Quando o programa DiVaM 2018 (Dinamização e Valorização dos Monumentos) anunciou como tema deste ano a permissa Património – que Futuro? imediatamente a questão me levou a pensar que sem património imaterial não pode haver património material – parte tudo das pessoas, da sua existência, da fixação de grupos em determinado território e da sua relação com este e com a comunidade, na qual se inserem e que desenvolvem.
Parecendo isto óbvio, nem sempre tomamos o tempo para observar as flutuações do que está e é, do que se transforma e do que se extingue. A mentalidade, crenças e tradições de determinado grupo manifesta-se em certo espaço temporal, deixando marcas edificadas, no caso de património arquitectónico, mas também noutras formas: música, gastronomia, contos, escrita, tradições e modos de fazer e de viver. Neste sentido, há sempre uma janela de tempo e espaço que se abre quando um realizador resolve documentar um local, uma comunidade, um saber – nestes documentários, que podemos designar quase como arqueologia contemporânea, pela sua ligação simbiótica à vida das pessoas e regiões podemos realmente colocar a questão: Património – que futuro? Não é fácil responder, dadas as circunstâncias actuais, mas podemos tentar através da visão destes realizadores, que trabalham com pessoas vivas, com o presente que ainda subsiste, com ligações ao passado mas com vivências contemporâneas.
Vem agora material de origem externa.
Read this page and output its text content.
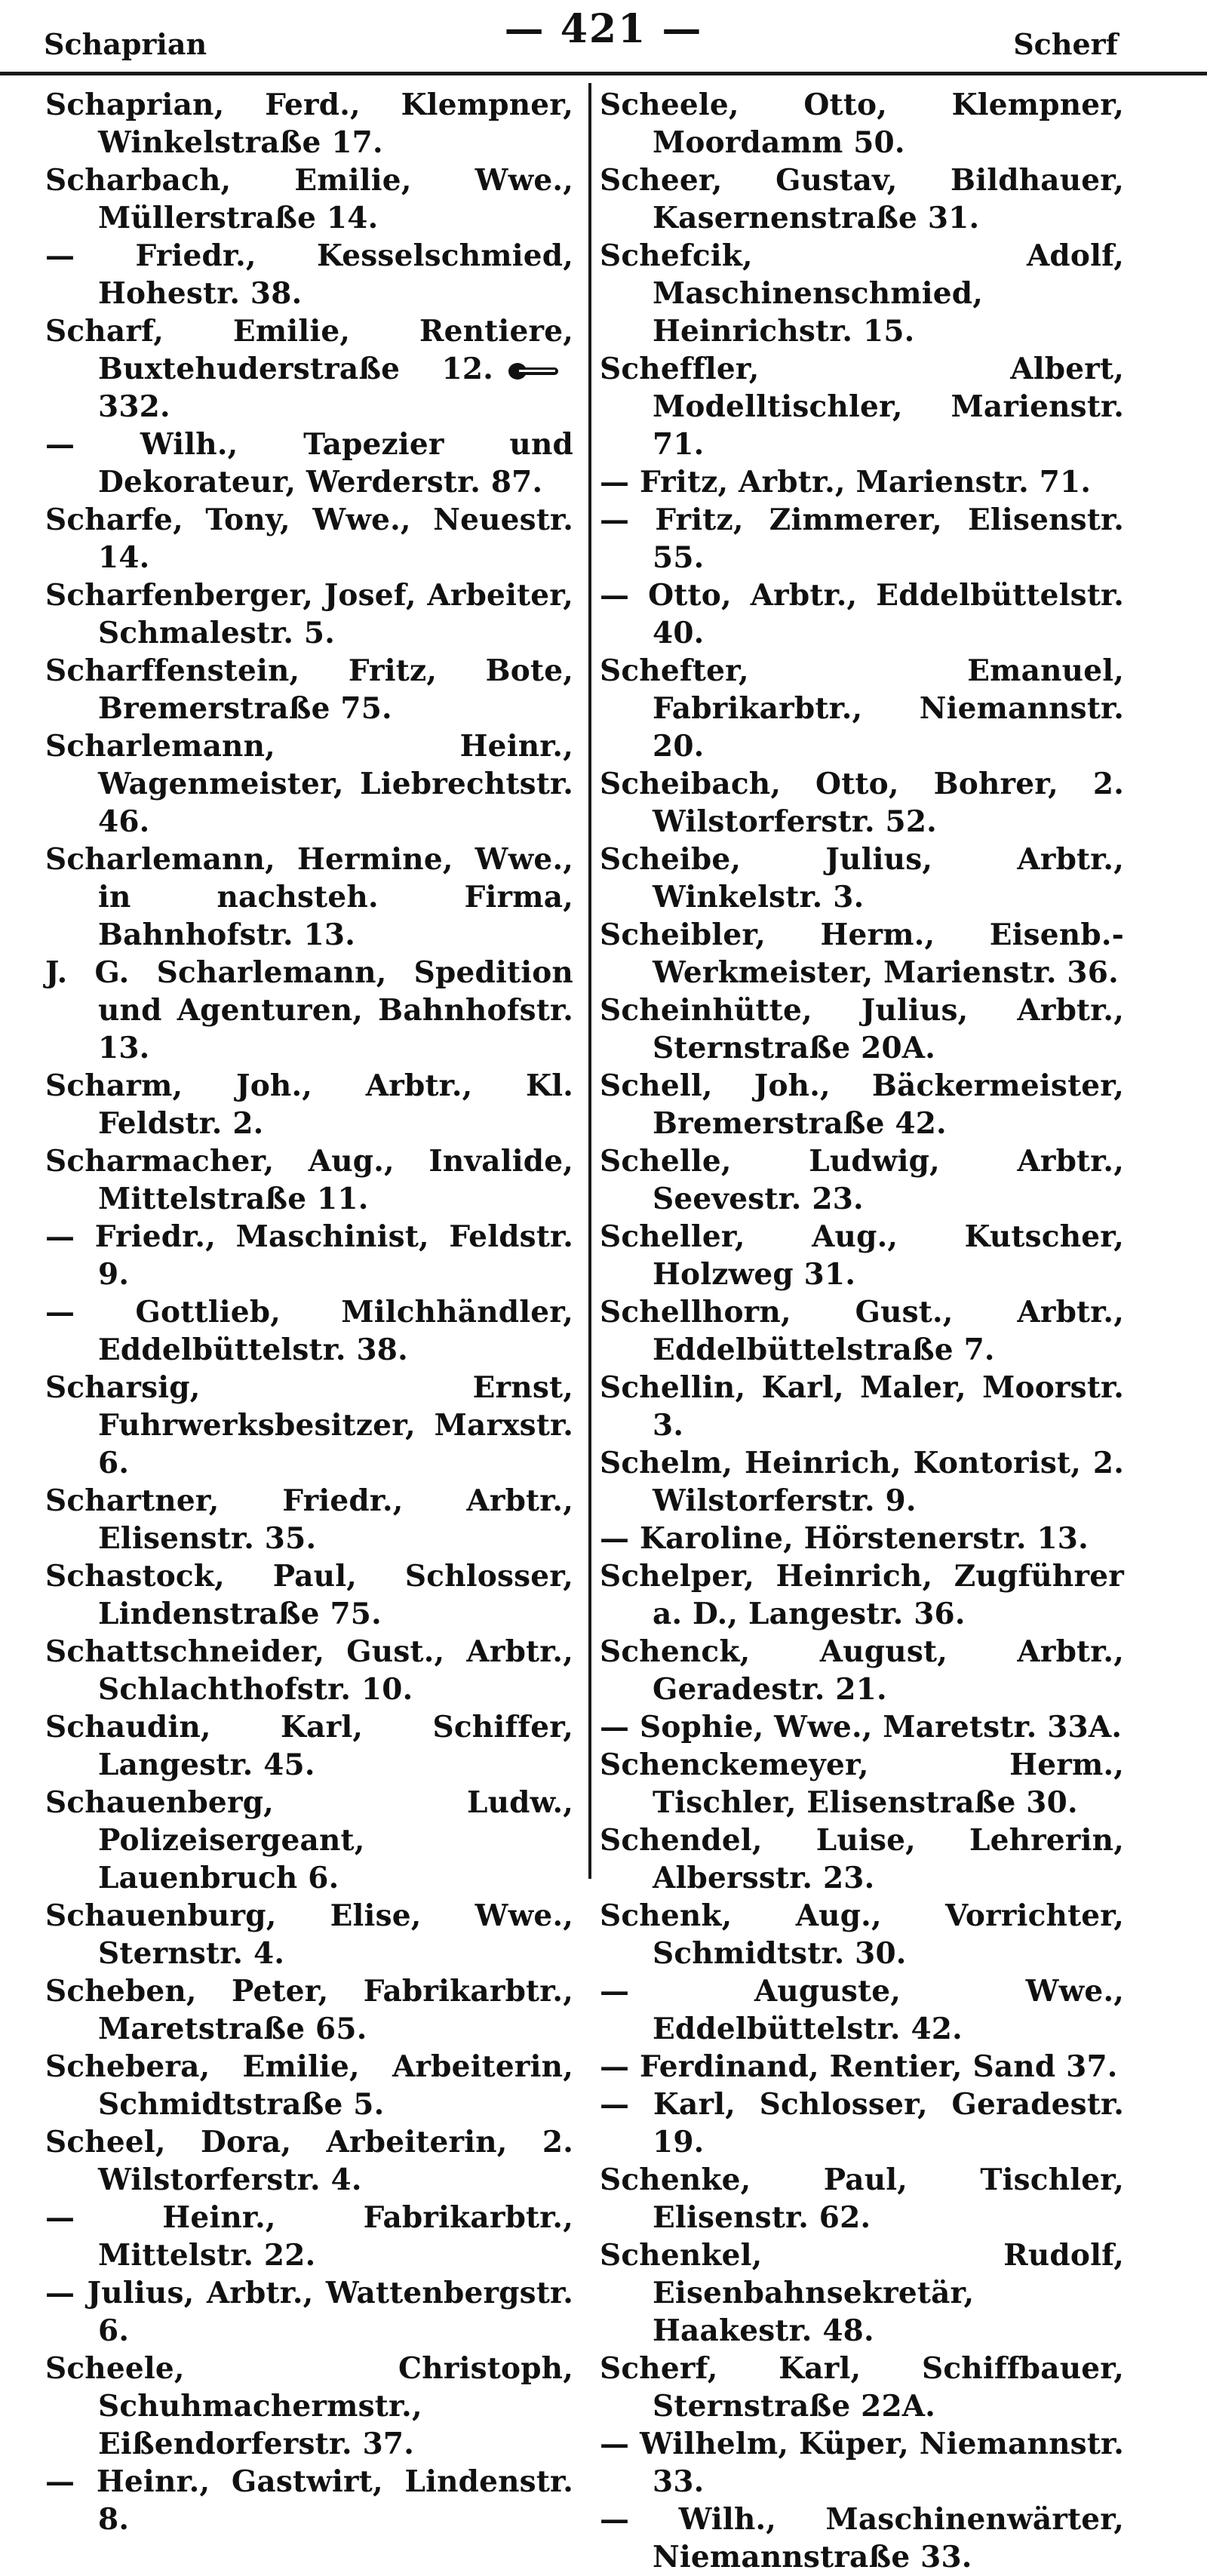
Schaprian	— 421 —	Scherf

Schaprian, Ferd., Klempner, Winkelstraße 17.

Scharbach, Emilie, Wwe., Müllerstraße 14.

— Friedr., Kesselschmied, Hohestr. 38.

Scharf, Emilie, Rentiere, Buxtehuderstraße 12.332.

— Wilh., Tapezier und Dekorateur, Werderstr. 87.

Scharfe, Tony, Wwe., Neuestr. 14.

Scharfenberger, Josef, Arbeiter, Schmalestr. 5.

Scharffenstein, Fritz, Bote, Bremerstraße 75.

Scharlemann, Heinr., Wagenmeister, Liebrechtstr. 46.

Scharlemann, Hermine, Wwe., in nachsteh. Firma, Bahnhofstr. 13.

J. G. Scharlemann, Spedition und Agenturen, Bahnhofstr. 13.

Scharm, Joh., Arbtr., Kl. Feldstr. 2.

Scharmacher, Aug., Invalide, Mittelstraße 11.

— Friedr., Maschinist, Feldstr. 9.

— Gottlieb, Milchhändler, Eddelbüttelstr. 38.

Scharsig, Ernst, Fuhrwerksbesitzer, Marxstr. 6.

Schartner, Friedr., Arbtr., Elisenstr. 35.

Schastock, Paul, Schlosser, Lindenstraße 75.

Schattschneider, Gust., Arbtr., Schlachthofstr. 10.

Schaudin, Karl, Schiffer, Langestr. 45.

Schauenberg, Ludw., Polizeisergeant, Lauenbruch 6.

Schauenburg, Elise, Wwe., Sternstr. 4.

Scheben, Peter, Fabrikarbtr., Maretstraße 65.

Schebera, Emilie, Arbeiterin, Schmidtstraße 5.

Scheel, Dora, Arbeiterin, 2. Wilstorferstr. 4.

— Heinr., Fabrikarbtr., Mittelstr. 22.

— Julius, Arbtr., Wattenbergstr. 6.

Scheele, Christoph, Schuhmachermstr., Eißendorferstr. 37.

— Heinr., Gastwirt, Lindenstr. 8.

Scheele, Otto, Klempner, Moordamm 50.

Scheer, Gustav, Bildhauer, Kasernenstraße 31.

Schefcik, Adolf, Maschinenschmied, Heinrichstr. 15.

Scheffler, Albert, Modelltischler, Marienstr. 71.

— Fritz, Arbtr., Marienstr. 71.

— Fritz, Zimmerer, Elisenstr. 55.

— Otto, Arbtr., Eddelbüttelstr. 40.

Schefter, Emanuel, Fabrikarbtr., Niemannstr. 20.

Scheibach, Otto, Bohrer, 2. Wilstorferstr. 52.

Scheibe, Julius, Arbtr., Winkelstr. 3.

Scheibler, Herm., Eisenb.-Werkmeister, Marienstr. 36.

Scheinhütte, Julius, Arbtr., Sternstraße 20A.

Schell, Joh., Bäckermeister, Bremerstraße 42.

Schelle, Ludwig, Arbtr., Seevestr. 23.

Scheller, Aug., Kutscher, Holzweg 31.

Schellhorn, Gust., Arbtr., Eddelbüttelstraße 7.

Schellin, Karl, Maler, Moorstr. 3.

Schelm, Heinrich, Kontorist, 2. Wilstorferstr. 9.

— Karoline, Hörstenerstr. 13.

Schelper, Heinrich, Zugführer a. D., Langestr. 36.

Schenck, August, Arbtr., Geradestr. 21.

— Sophie, Wwe., Maretstr. 33A.

Schenckemeyer, Herm., Tischler, Elisenstraße 30.

Schendel, Luise, Lehrerin, Albersstr. 23.

Schenk, Aug., Vorrichter, Schmidtstr. 30.

— Auguste, Wwe., Eddelbüttelstr. 42.

— Ferdinand, Rentier, Sand 37.

— Karl, Schlosser, Geradestr. 19.

Schenke, Paul, Tischler, Elisenstr. 62.

Schenkel, Rudolf, Eisenbahnsekretär, Haakestr. 48.

Scherf, Karl, Schiffbauer, Sternstraße 22A.

— Wilhelm, Küper, Niemannstr. 33.

— Wilh., Maschinenwärter, Niemannstraße 33.
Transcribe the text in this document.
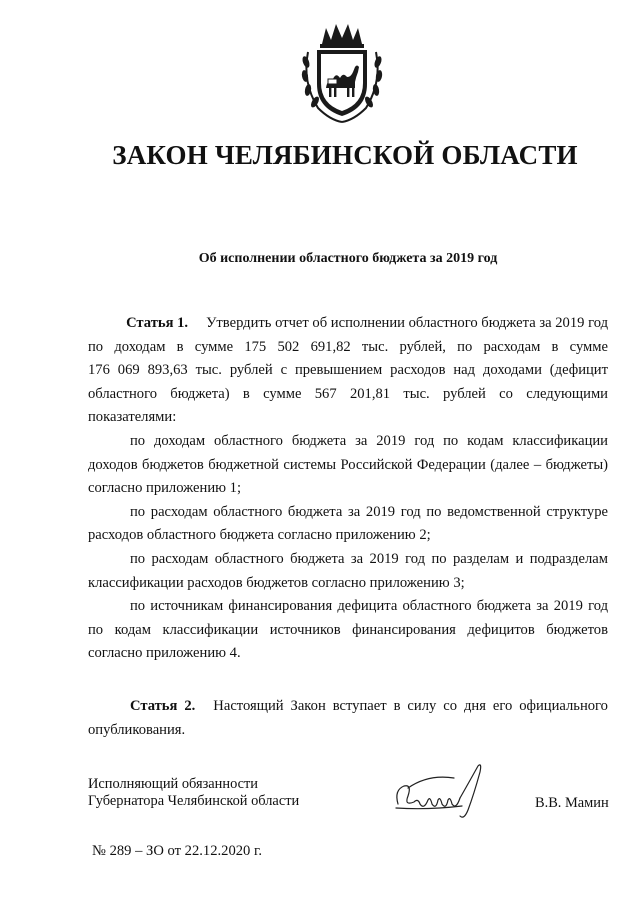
ЗАКОН ЧЕЛЯБИНСКОЙ ОБЛАСТИ
Об исполнении областного бюджета за 2019 год
Статья 1. Утвердить отчет об исполнении областного бюджета за 2019 год

по доходам в сумме 175 502 691,82 тыс. рублей, по расходам в сумме

176 069 893,63 тыс. рублей с превышением расходов над доходами (дефицит областного бюджета) в сумме 567 201,81 тыс. рублей со следующими показателями:

по доходам областного бюджета за 2019 год по кодам классификации доходов бюджетов бюджетной системы Российской Федерации (далее – бюджеты) согласно приложению 1;

по расходам областного бюджета за 2019 год по ведомственной структуре расходов областного бюджета согласно приложению 2;

по расходам областного бюджета за 2019 год по разделам и подразделам классификации расходов бюджетов согласно приложению 3;

по источникам финансирования дефицита областного бюджета за 2019 год по кодам классификации источников финансирования дефицитов бюджетов согласно приложению 4.

Статья 2. Настоящий Закон вступает в силу со дня его официального опубликования.

Исполняющий обязанности
Губернатора Челябинской области	В.В. Мамин
№ 289 – ЗО от 22.12.2020 г.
São documentários contemplativos, artísticos e com pouca interferência dos realizadores que assumem o papel do observador, deixando as situações e pessoas entregues ao seu próprio ritmo, como uma janela aberta para a vida real.
Um Mar de Filmes tem como inspiração no nome a expressão popular “um mar de gente”, porque de pessoas se trata nesta mostra, mas também o facto de agregar na sua programação uma ligação ao elemento mais forte que a todos nos envolve de uma forma ou de outra: O Mar – património ambiental da Humanidade, património de subsistência desta região, património e atracção turística, e agora mais do que nunca, como todos sabemos, património em risco.
Esta mostra de cinema documental português e de cariz etnográfico, partiu também da vontade de se recuperar a experiência do cinema ao ar livre para a comunidade, sendo que o Algarve oferece condições climáticas, paisagísticas, e históricas mais do que propícias. Além disso, a escassez de oferta de mostras e festivais na área do audiovisual/cinema na região, cria uma distância em relação à criação nacional contemporânea sobre temas portugueses ou de proximidade ideológica e situacional de jovens realizadores, que acabam por circular em festivais internacionais, muitos deles premiados, sem terem visibilidade dentro do próprio país, que é do que afinal, fala o seu trabalho – no fundo são trabalhos sobre a nossa memória, e sem memória não há futuro.
A programação da mostra Mar de Filmes contou com cinco exibições distribuídas por Fortaleza de Sagres, Ermida de Nossa Senhora de Guadalupe e Monumentos Megalíticos de Alcalar, com os filmes Mar de Sines, de Diogo Vilhena; É na Terra não é na Lua, de Gonçalo Tocha; Pedra e Cal, de Catarina Alves Costa; A Mãe e o Mar, de Gonçalo Tocha; e no encerramento Medronho Todos os Dias, de Sílvia Coelho e Paulo Raposo, filmado na Serra de Monchique. Os locais escolhidos são de uma riqueza histórica e patrimonial importante, privilegiando a sua valorização e actuando como um elo que interliga os outros elementos: o artístico com a comunidade, transformando- se em lugares vivos e onde o diálogo se continua a exercer, em permanência numa ligação estreita com elementos locais e regionais.
A adesão do público foi excelente, superando em alguns casos as expectativas e conquistando espectadores habituais que se deslocaram às várias sessões nos diferentes locais. Este projecto foi possível graças à Rizoma Lab – Asscociação Cultural de Lagos e ao apoio e enquadramento do programa DiVaM da Direcção Regional de Cultural do Algarve com a participação de autarquias e outros patrocínios.
Esperemos que seja um ano zero de uma mostra necessária e complementar a outro tipo de eventos culturais que o Algarve já tem vindo a desenvolver e que cada vez conquista com mais expressão e afirmação.